I'm probably just being thick, but I'm not sure what cvsup-ing the ports
has to do with availability/installability of packages. What have you
read in the Handbook or elsewhere that gives you the impression one would
interfere with the other?
Maybe we're both being thick. :) I install my packages via portupgrade -NP,
which tends to rely on the port system, AFAIK.
Err, no, you are installing *ports* with *port*upgrade. Packages - which can be installed with sysinstall, pkg_add, and likely other ways I'm not familiar with - are *applications compiled elsewhere* that you simply are installing into the appropriate places in FreeBSD's directory system. Ports - what you use when you run portupgrade or cd into /usr/ports/$SOMEPORT and type "make install clean" - are a scripted/automated system for downloading *source code*, then compiling it (normally with gcc) *on your computer* before it is installed. So using cvsup to update the port "skeleton" - the instructions for downloading the source code and compiling the port for Application Foo on your computer - has nothing to do with fetching the package for Application Foo that has already been compiled somewhere else.
What do you use? /stand/sysinstall?
That will install packages or the ports *system*, which you can then update with cvsup, and use by running portupgrade or cd'ing to a port's directory and typing "make install clean."
What does your cvsup config file look like?
It's just the ports-supfile copied from /usr/share/examples/cvsup.
How often do you run it?
About once every week or two.
I used to run mine every night via cron, and I could never get a package installed because one never existed on ftp.freebsd.org.

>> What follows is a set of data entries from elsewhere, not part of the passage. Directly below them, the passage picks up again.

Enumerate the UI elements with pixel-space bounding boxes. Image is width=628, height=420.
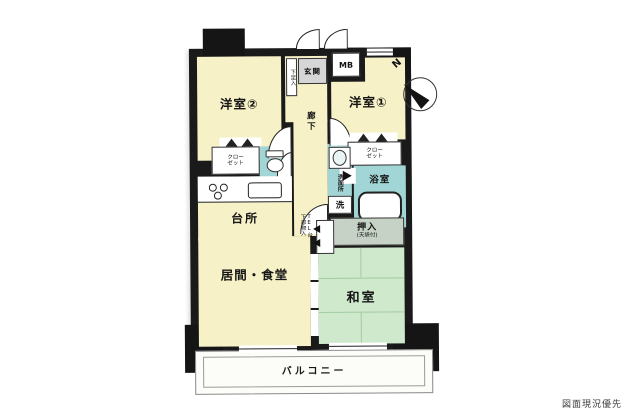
window-line bbox=[367, 51, 393, 52]
floor-plan-page: MB 下足入 玄関 クローゼット クローゼット 洗 bbox=[0, 0, 628, 420]
room-label-western1: 洋室① bbox=[331, 91, 405, 111]
room-label-japanese: 和室 bbox=[319, 286, 405, 306]
washbasin-icon bbox=[333, 150, 347, 166]
tel-stand-label: TEL台 bbox=[306, 214, 312, 266]
entrance-box: 玄関 bbox=[298, 58, 327, 84]
entrance-door-arc-icon bbox=[296, 29, 320, 49]
toilet-bowl-icon bbox=[267, 158, 284, 172]
folding-door-icon bbox=[357, 134, 369, 142]
closet-western1: クローゼット bbox=[348, 141, 402, 165]
oshiire-sublabel: (天袋付) bbox=[357, 233, 378, 239]
shoe-cabinet: 下足入 bbox=[286, 58, 297, 96]
closet-label: クローゼット bbox=[366, 147, 384, 160]
room-label-western2: 洋室② bbox=[197, 93, 281, 113]
sliding-partition-rail bbox=[310, 280, 318, 282]
entrance-door-arc-icon bbox=[324, 29, 348, 49]
room-label-kitchen: 台所 bbox=[198, 209, 292, 227]
sliding-partition bbox=[310, 254, 319, 336]
room-label-balcony: バルコニー bbox=[195, 361, 433, 378]
plan-note: 図面現況優先 bbox=[528, 397, 622, 410]
shoe-cabinet-label: 下足入 bbox=[289, 69, 295, 86]
tatami-line bbox=[360, 248, 361, 278]
meter-box: MB bbox=[332, 53, 360, 77]
oshiire-closet: 押入 (天袋付) bbox=[330, 217, 404, 246]
folding-door-icon bbox=[241, 138, 253, 146]
room-label-living-dining: 居間・食堂 bbox=[198, 264, 310, 284]
washer-label: 洗 bbox=[336, 199, 345, 211]
room-label-hallway: 廊下 bbox=[301, 101, 319, 141]
folding-door-icon bbox=[375, 133, 387, 141]
stove-burner-icon bbox=[220, 184, 228, 192]
folding-door-icon bbox=[225, 139, 237, 147]
stove-burner-icon bbox=[214, 192, 222, 200]
closet-western2: クローゼット bbox=[212, 146, 260, 174]
room-label-washroom: 洗面所 bbox=[331, 166, 349, 200]
meter-box-label: MB bbox=[339, 60, 353, 69]
closet-label: クローゼット bbox=[227, 154, 245, 167]
tatami-line bbox=[361, 313, 362, 344]
tel-stand-sublabel: 下部物入 bbox=[299, 214, 305, 266]
stove-burner-icon bbox=[209, 184, 217, 192]
entrance-label: 玄関 bbox=[304, 65, 321, 76]
room-label-bathroom: 浴室 bbox=[354, 171, 406, 185]
kitchen-sink-icon bbox=[248, 182, 282, 198]
sliding-partition-rail bbox=[311, 308, 319, 310]
floor-plan: MB 下足入 玄関 クローゼット クローゼット 洗 bbox=[0, 0, 628, 420]
folding-door-icon bbox=[313, 239, 320, 247]
folding-door-icon bbox=[313, 225, 320, 233]
toilet-tank-icon bbox=[266, 150, 284, 157]
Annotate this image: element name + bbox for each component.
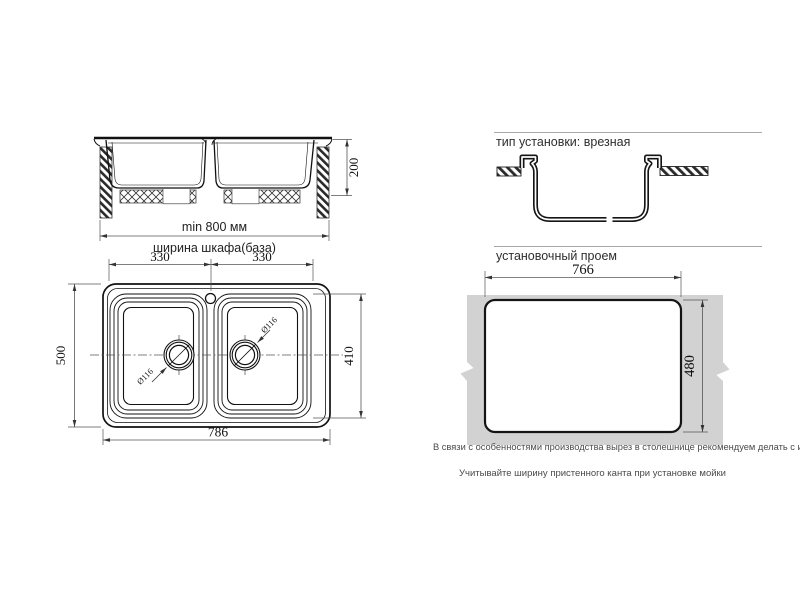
dim-330-right: 330 xyxy=(252,249,272,264)
dim-480: 480 xyxy=(682,355,698,377)
bowl-sections xyxy=(106,139,318,188)
dimension-bowl-depth: 200 xyxy=(331,140,361,196)
cutout-heading: установочный проем xyxy=(496,249,617,263)
sink-outline xyxy=(103,284,330,427)
top-view-drawing: Ø116 Ø116 330 330 500 410 786 xyxy=(55,248,375,453)
bowl-bottom-hatch xyxy=(120,189,300,204)
install-note: Учитывайте ширину пристенного канта при … xyxy=(459,468,726,479)
dimension-cutout-width: 766 xyxy=(485,262,681,297)
divider-rule-top xyxy=(494,132,762,133)
dim-766: 766 xyxy=(572,262,594,278)
left-drain xyxy=(164,340,194,370)
top-view: Ø116 Ø116 330 330 500 410 786 xyxy=(55,248,375,453)
dim-min-800: min 800 мм xyxy=(182,220,247,234)
countertop-right xyxy=(660,167,708,176)
divider-rule-middle xyxy=(494,246,762,247)
tap-hole xyxy=(206,294,216,304)
dim-200: 200 xyxy=(346,158,361,178)
front-section-view: 200 min 800 мм ширина шкафа(база) xyxy=(60,125,360,260)
cabinet-wall-right xyxy=(317,147,329,218)
dim-410: 410 xyxy=(341,346,356,366)
countertop-left xyxy=(497,167,521,176)
dim-500: 500 xyxy=(53,346,68,366)
production-note: В связи с особенностями производства выр… xyxy=(433,442,800,452)
install-type-heading: тип установки: врезная xyxy=(496,135,630,149)
dimension-overall-depth: 500 xyxy=(53,284,101,427)
installation-section-drawing xyxy=(486,148,766,240)
cutout-opening xyxy=(485,300,681,432)
front-section-drawing: 200 min 800 мм ширина шкафа(база) xyxy=(60,125,360,260)
cutout-drawing: 766 480 xyxy=(455,262,775,447)
sink-edge-profile xyxy=(522,157,660,220)
dim-786: 786 xyxy=(208,425,229,440)
cutout-view: 766 480 xyxy=(455,262,775,447)
dim-330-left: 330 xyxy=(150,249,170,264)
installation-type-view xyxy=(486,148,766,240)
right-drain xyxy=(230,340,260,370)
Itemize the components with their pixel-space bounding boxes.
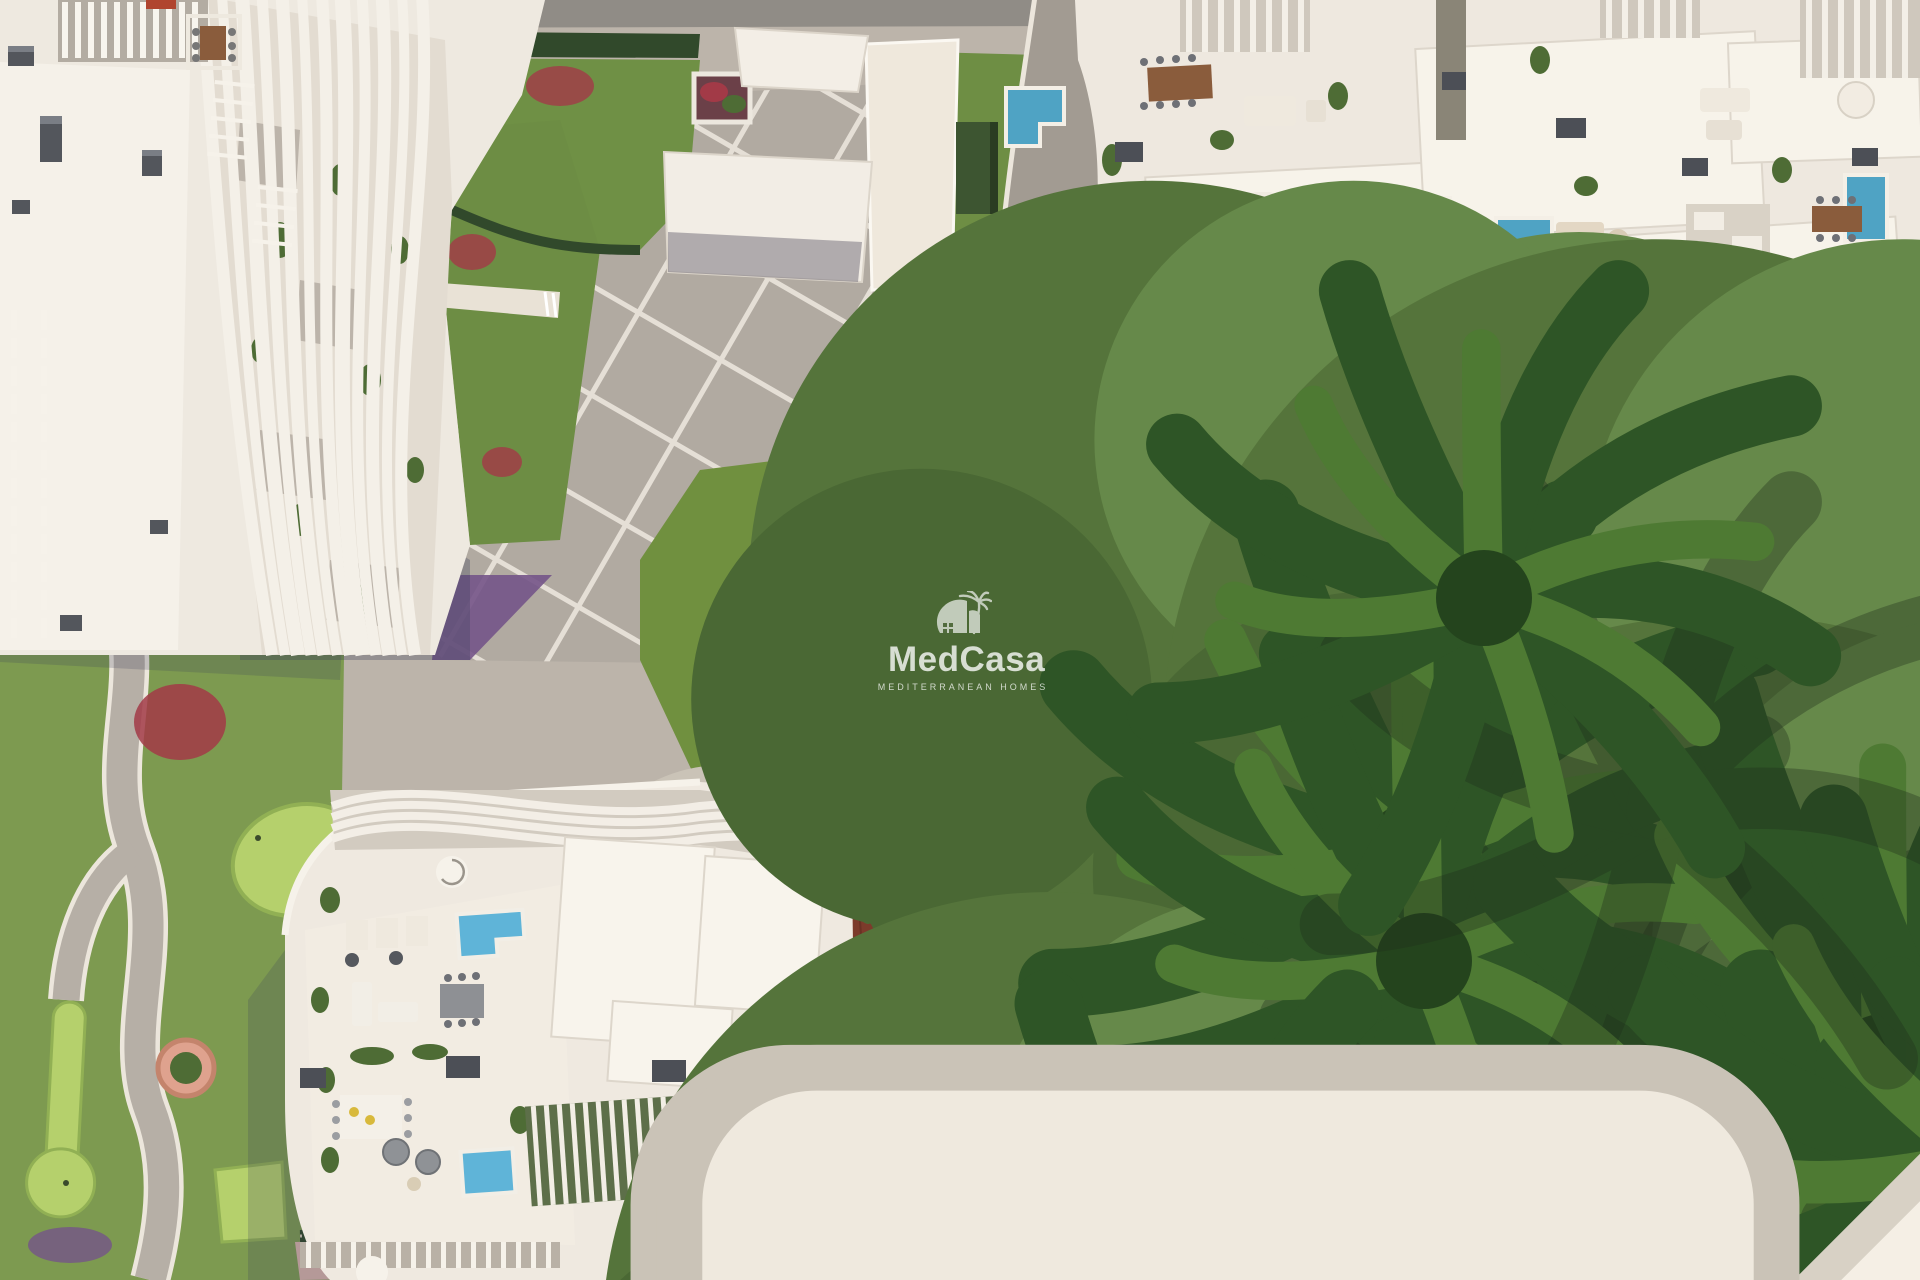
plunge-pool bbox=[461, 1148, 516, 1196]
rattan-chair bbox=[383, 1139, 409, 1165]
rattan-chair bbox=[416, 1150, 440, 1174]
render-canvas bbox=[0, 0, 1920, 1280]
flower-bed-red bbox=[134, 684, 226, 760]
red-awning bbox=[146, 0, 176, 9]
courtyard-gap bbox=[1436, 0, 1466, 140]
parasol bbox=[1838, 82, 1874, 118]
aerial-render-scene: MedCasa MEDITERRANEAN HOMES bbox=[0, 0, 1920, 1280]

I'm under the impression that packages are only built/provided for release versions of FreeBSD.
Updating ports tells your system to look for updated source code (*not* packages) somewhere on the Net - not necessarily ftp.freebsd.org - and/or gives your system new instructions for building the application once the source code has been downloaded. It has nothing to do with any precompiled applications that may be available at ftp.freebsd.org or elsewhere (such as the location for the pre-compiled OpenOffice binary).
Let's use an actual example, the one that started this discussion, OpenOffice. It can be installed as a pre-compiled package by typing
# pkg_add http://projects.imp.ch/openoffice/stable/openoffice-1.1RC4.tgz
assuming you're running FreeBSD 4.x (you could also download the package to $SOMEDIR, then pkg_add $SOMEDIR/openoffice-1.1RC4.tgz), or you can
# cd /usr/ports/editors/openoffice-devel
# make install clean
# portupgrade -N /usr/ports/editors/openoffice-devel
and watch as the source downloads and your computer compiles and installs it. (And watch, and watch.... Downloading and compiling OpenOffice takes a looong time, which is why many people will prefer the quicker installation afforded by the 77MB precompiled package.)